Anyone who's read Big Screen Boston knows that crime movies make up a huge chunk of the better Boston movies. The Brattle is showing a bunch of them over the last half of October.
There's the chance to see some rarely screened movies here. The Friends of Eddie Coyle got some attention this year when it finally came to home video, and it starts off the series on Oct. 15. Based on George V. Higgins' amazing book of the same name--find me another book in which the dialogue is so good and so adroit at advancing the plot--it's the best movie ever made in Boston. If the Brattle is showing the same pristine print I showed last year at the Coolidge, and it appears they are, it is not to be missed.
The Brink's Job, a Runyonesque caper comedy based on a real 1950s robbery, hasn't shown very often since its 1978 release, and it shows Oct. 17. That's the same day the sometimes stirring and sometimes silly original Thomas Crown Affair plays (alas, all the movies are single-admission in this series; no double features). The 1968 Crown is a real movie-theater movie, as is the same year's The Boston Strangler (Oct. 28). Both were inspired by the split-screen experimental films at Expo '67. Strangler has little resemblance to what really happened in the Albert DeSalvo case, but its storytelling is very interesting.
The series has a tie-in with a short-story anthology edited by Dennis Lehane, so of course he's represented, with Clint Eastwood's overrated Mystic River (Oct. 26), which missed the sarcastic streak to Lehane's Boston, and Ben Affleck's much more authentic Gone Baby Gone (Oct. 25). Of course, the most famous recent example of Boston noir, Scorsese's The Departed (the series closer on Oct. 29), is deservedly here, too.

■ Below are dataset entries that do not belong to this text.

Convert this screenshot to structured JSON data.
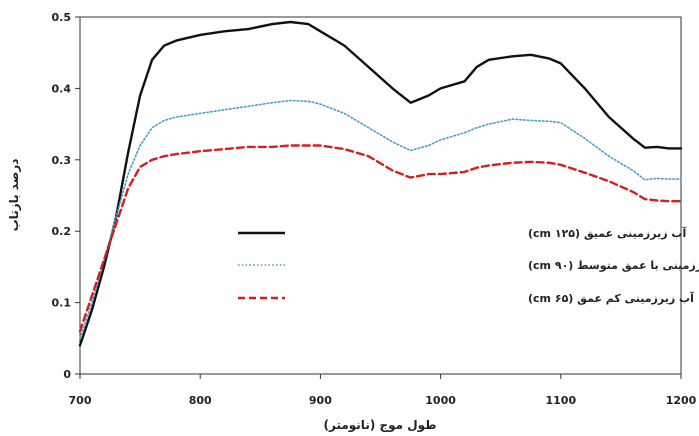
{
  "chart_data": {
    "type": "line",
    "xlabel": "طول موج (نانومتر)",
    "ylabel": "درصد بازتاب",
    "xlim": [
      700,
      1200
    ],
    "ylim": [
      0,
      0.5
    ],
    "xticks": [
      "700",
      "800",
      "900",
      "1000",
      "1100",
      "1200"
    ],
    "yticks": [
      "0",
      "0.1",
      "0.2",
      "0.3",
      "0.4",
      "0.5"
    ],
    "x": [
      700,
      710,
      720,
      730,
      740,
      750,
      760,
      770,
      780,
      800,
      820,
      840,
      860,
      875,
      890,
      900,
      920,
      940,
      960,
      975,
      990,
      1000,
      1020,
      1030,
      1040,
      1060,
      1075,
      1090,
      1100,
      1120,
      1140,
      1160,
      1170,
      1180,
      1190,
      1200
    ],
    "series": [
      {
        "name": "آب زیرزمینی عمیق (۱۲۵ cm)",
        "color": "#111111",
        "style": "solid",
        "values": [
          0.04,
          0.09,
          0.15,
          0.22,
          0.31,
          0.39,
          0.44,
          0.46,
          0.467,
          0.475,
          0.48,
          0.483,
          0.49,
          0.493,
          0.49,
          0.48,
          0.46,
          0.43,
          0.4,
          0.38,
          0.39,
          0.4,
          0.41,
          0.43,
          0.44,
          0.445,
          0.447,
          0.442,
          0.435,
          0.4,
          0.36,
          0.33,
          0.317,
          0.318,
          0.316,
          0.316
        ]
      },
      {
        "name": "آب زیرزمینی با عمق متوسط (۹۰ cm)",
        "color": "#4f9ec4",
        "style": "dotted",
        "values": [
          0.05,
          0.1,
          0.16,
          0.22,
          0.28,
          0.32,
          0.345,
          0.355,
          0.36,
          0.365,
          0.37,
          0.375,
          0.38,
          0.383,
          0.382,
          0.378,
          0.365,
          0.345,
          0.325,
          0.313,
          0.32,
          0.328,
          0.338,
          0.345,
          0.35,
          0.357,
          0.355,
          0.354,
          0.352,
          0.33,
          0.305,
          0.285,
          0.272,
          0.274,
          0.273,
          0.273
        ]
      },
      {
        "name": "آب زیرزمینی کم عمق (۶۵ cm)",
        "color": "#d32020",
        "style": "dashed",
        "values": [
          0.06,
          0.11,
          0.16,
          0.21,
          0.26,
          0.29,
          0.3,
          0.305,
          0.308,
          0.312,
          0.315,
          0.318,
          0.318,
          0.32,
          0.32,
          0.32,
          0.315,
          0.305,
          0.285,
          0.275,
          0.28,
          0.28,
          0.283,
          0.289,
          0.292,
          0.296,
          0.297,
          0.296,
          0.293,
          0.282,
          0.27,
          0.255,
          0.245,
          0.243,
          0.242,
          0.242
        ]
      }
    ],
    "grid": false,
    "legend": "center"
  }
}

The remaining two films, both of which I like a lot, are a bit out of place. The David Mamet duo of The Spanish Prisoner and Spartan (Oct. 27) are both able reminders of the days when Mamet lived here and shot a chunk of his smart movies here. But each takes place only partially within Greater Boston, and they don't necessarily have a strong sense of place. The series would have been better served by the more apt Monument Ave., which doesn't just fit the set's theme. It's also a powerful movie that rips at the heart of this tribal city.